Los nativos de los pueblos montañeses escuchaban en esa época, durante el crepúsculo y con el lógico temor, gritos de fuerte resonancia. Entre las peñas, donde abundan los cóndores y águilas de la Puna de Atacama, solían encontrarse pájaros muertos o malheridos, con sus nidos saqueados.
En una expedición arqueológica organizada por el Club Andino del Norte en colaboración con la Universidad del Tucumán se hallaron, al norte del Salar de Arizaro, los cadáveres semidevorados de una especie de “cabra de cuatro cuernos”, raza tan extraña casi como las nuevas huellas gigantescas descubiertas.
A diferencia del Yeti tibetano, el Ukamar Zupai (“diablo de las peñas”, traducido literalmente) salteño, al menos aparentemente, ha desaparecido en la actualidad. Sin embargo, aisladamente, en otras oportunidades y en distintas regiones fueron vistos extraños seres de este tipo.
A esta altura cabe acotar algunas reflexiones: ¿qué interpretación podemos darle a estas casi fantasmagóricas apariciones?. ¿Tripulantes de naves extraterrestres?. ¿Residuos perdidos de antiquísimas etnias?. Quién sabe...
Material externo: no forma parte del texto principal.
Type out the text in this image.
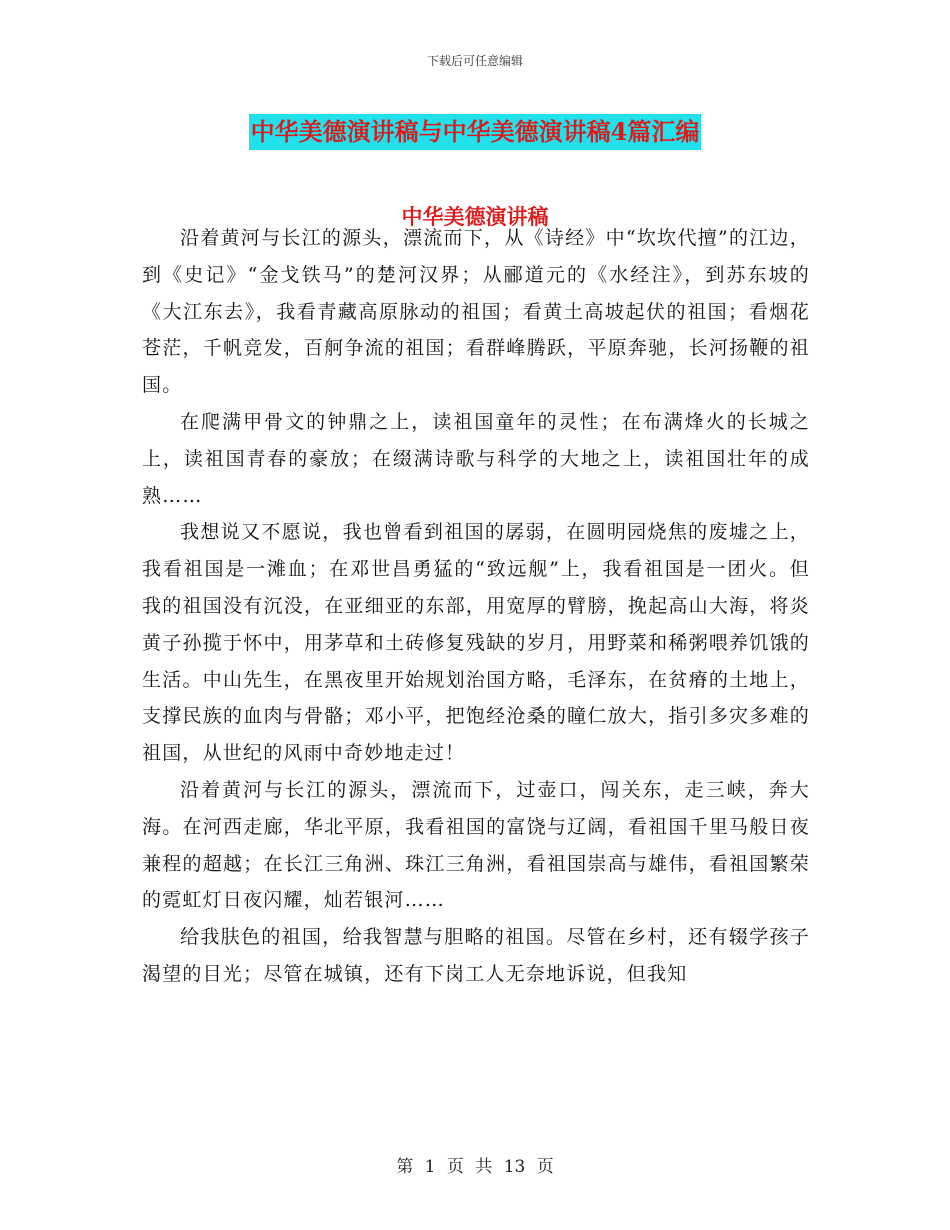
下载后可任意编辑
中华美德演讲稿与中华美德演讲稿4篇汇编
中华美德演讲稿

沿着黄河与长江的源头，漂流而下，从《诗经》中“坎坎代擅”的江边，到《史记》“金戈铁马”的楚河汉界；从郦道元的《水经注》，到苏东坡的《大江东去》，我看青藏高原脉动的祖国；看黄土高坡起伏的祖国；看烟花苍茫，千帆竞发，百舸争流的祖国；看群峰腾跃，平原奔驰，长河扬鞭的祖国。

在爬满甲骨文的钟鼎之上，读祖国童年的灵性；在布满烽火的长城之上，读祖国青春的豪放；在缀满诗歌与科学的大地之上，读祖国壮年的成熟……

我想说又不愿说，我也曾看到祖国的孱弱，在圆明园烧焦的废墟之上，我看祖国是一滩血；在邓世昌勇猛的“致远舰”上，我看祖国是一团火。但我的祖国没有沉没，在亚细亚的东部，用宽厚的臂膀，挽起高山大海，将炎黄子孙揽于怀中，用茅草和土砖修复残缺的岁月，用野菜和稀粥喂养饥饿的生活。中山先生，在黑夜里开始规划治国方略，毛泽东，在贫瘠的土地上，支撑民族的血肉与骨骼；邓小平，把饱经沧桑的瞳仁放大，指引多灾多难的祖国，从世纪的风雨中奇妙地走过！

沿着黄河与长江的源头，漂流而下，过壶口，闯关东，走三峡，奔大海。在河西走廊，华北平原，我看祖国的富饶与辽阔，看祖国千里马般日夜兼程的超越；在长江三角洲、珠江三角洲，看祖国崇高与雄伟，看祖国繁荣的霓虹灯日夜闪耀，灿若银河……

给我肤色的祖国，给我智慧与胆略的祖国。尽管在乡村，还有辍学孩子渴望的目光；尽管在城镇，还有下岗工人无奈地诉说，但我知

第 1 页 共 13 页
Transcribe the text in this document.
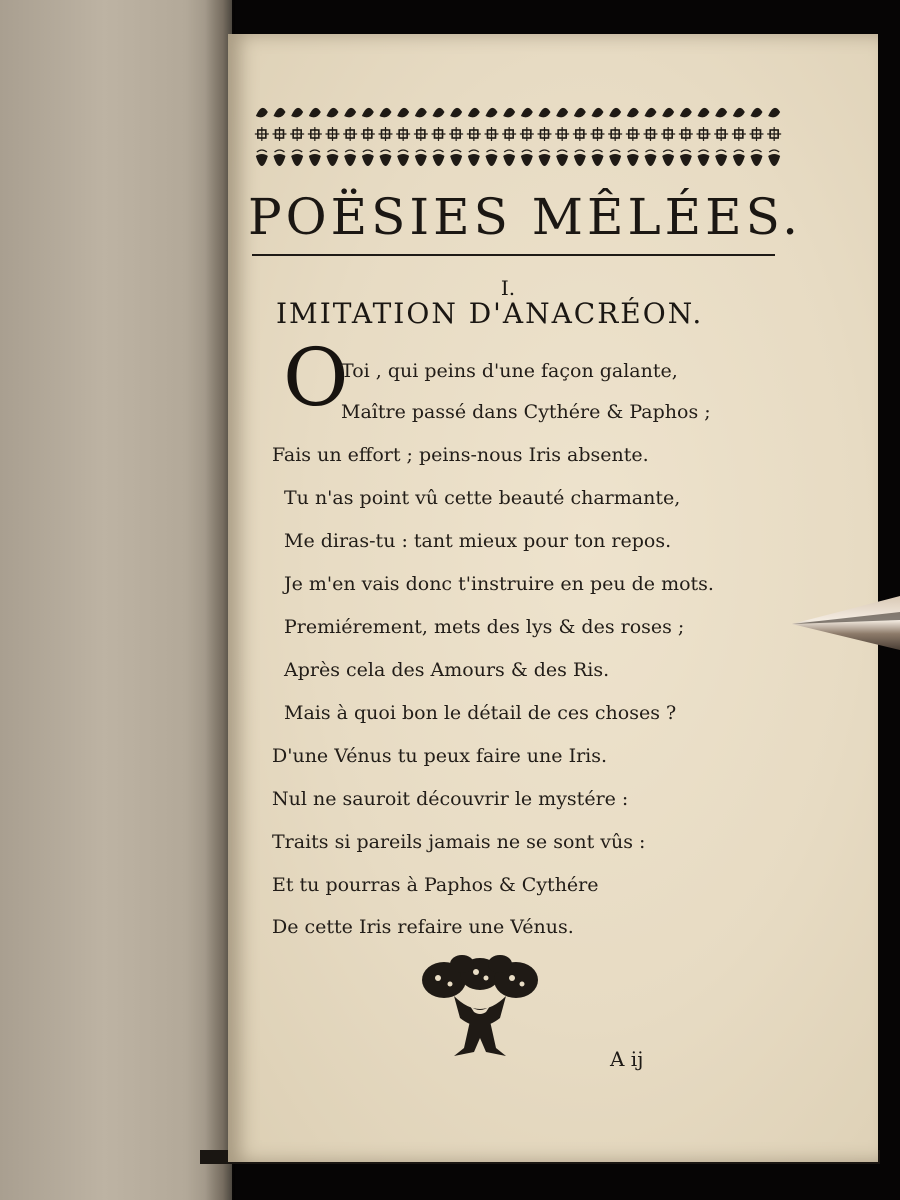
POËSIES MÊLÉES.
I.
IMITATION D'ANACRÉON.
O
Toi , qui peins d'une façon galante,
Maître passé dans Cythére & Paphos ;
Fais un effort ; peins-nous Iris absente.
Tu n'as point vû cette beauté charmante,
Me diras-tu : tant mieux pour ton repos.
Je m'en vais donc t'instruire en peu de mots.
Premiérement, mets des lys & des roses ;
Après cela des Amours & des Ris.
Mais à quoi bon le détail de ces choses ?
D'une Vénus tu peux faire une Iris.
Nul ne sauroit découvrir le mystére :
Traits si pareils jamais ne se sont vûs :
Et tu pourras à Paphos & Cythére
De cette Iris refaire une Vénus.
A ij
Y toda la región que nos ocupa –es decir, noroeste de Argentina, compuesto por las provincias de Jujuy, Salta, Santiago del Estero, Tucumán y Catamarca, La Rioja, norte de Chile y sur de Bolivia– tiene una antigua tradición “platillista” que se remonta a los tiempos en que los incas dominaban la zona. Quizás todo comenzó allá, a principios de nuestra era, cuando los incas sobrevivientes del combate de Uspallata contra las patrióticas tribus huarpes observaron –al regresar derrotados a su impero– extrañas esferas de fuego bajo el cielo, que creen señal de congratulación de Inti Viracocha, el dios Sol, con su fracaso.